While no one ever wants to think about someone they love being diagnosed with cancer, the fact of the matter is that it’s very likely that someone you know and love will be diagnosed with cancer, or some other type of illness or disease, at some point in your life. And although this can be hard for you to face and deal with yourself, the situation can become even more challenging when you have children who also know and love the person who’s just been diagnosed. Of course, it may turn out to be a misdiagnosis, in which case you can claim compensation for misdiagnosis for the distress caused, but it’s always best to tell children the diagnosis early in case the worst happens, even if it turns out to be a misdiagnosis at a later date. So to help you help your child through this tough time, here are three tips for talking to your kids about a loved ones’ cancer diagnosis.
Find The Right Time To Share The News
Because this is such huge news that will likely need to be explained and given time to really sink in, it’s important that you’re able to find the right time and place to speak about this with your children. According to Cancer.org, you should try to find a place where you aren’t going to be disturbed by other people or distractions. Additionally, try to schedule your conversation at a time when your children are more likely to be calm and attentive. Depending on the age of your children, they’re likely to have a lot of questions and concerns, so make sure you’re ready for a potentially long and difficult conversation.

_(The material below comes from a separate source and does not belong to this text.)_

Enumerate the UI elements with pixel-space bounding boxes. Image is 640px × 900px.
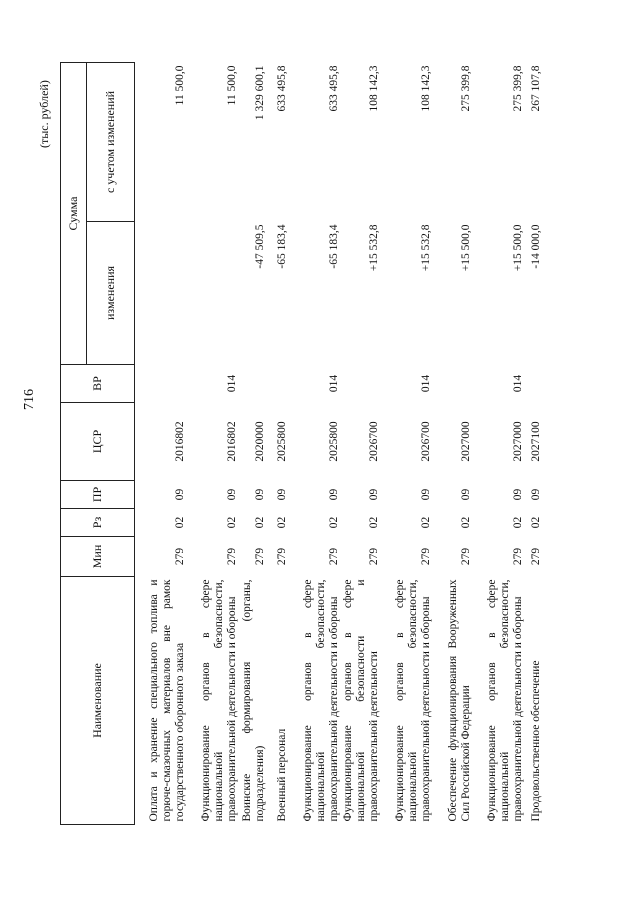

Don’t Keep Them In The Dark
Although this is likely going to be difficult news for you to share and for your children to hear, it’s important that you don’t try to hide this diagnosis from them or keep things too vague if your children are curious or concerned. According to CancerCare.org, starting off this journey with good communication can help to set a solid foundation for good communication later on. Especially if things with the diagnosis take a turn for the worse or your child takes the new particularly hard, you’re going to want to be able to talk to them about what’s going on and have your child feel comfortable coming to you with anything he or she might be feeling or thinking.
Give Them Some Understanding Of What Cancer Is
If your children haven’t had any type of experience with cancer in the past, it might be up to you to give them some understanding of what cancer is and what can or should be expected. Once you’ve shared the basics of cancer with your child, Cancer.net advises that you share some reassuring information as well, like that cancer isn’t contagious and that nothing the child did caused the cancer in their loved one. While these types of things might seem like common knowledge to you, they are often real concerns for young children.
If you’re about to speak to your child about a loved one’s cancer diagnosis, consider using the tips mentioned above to help you know what to say during this tough conversation.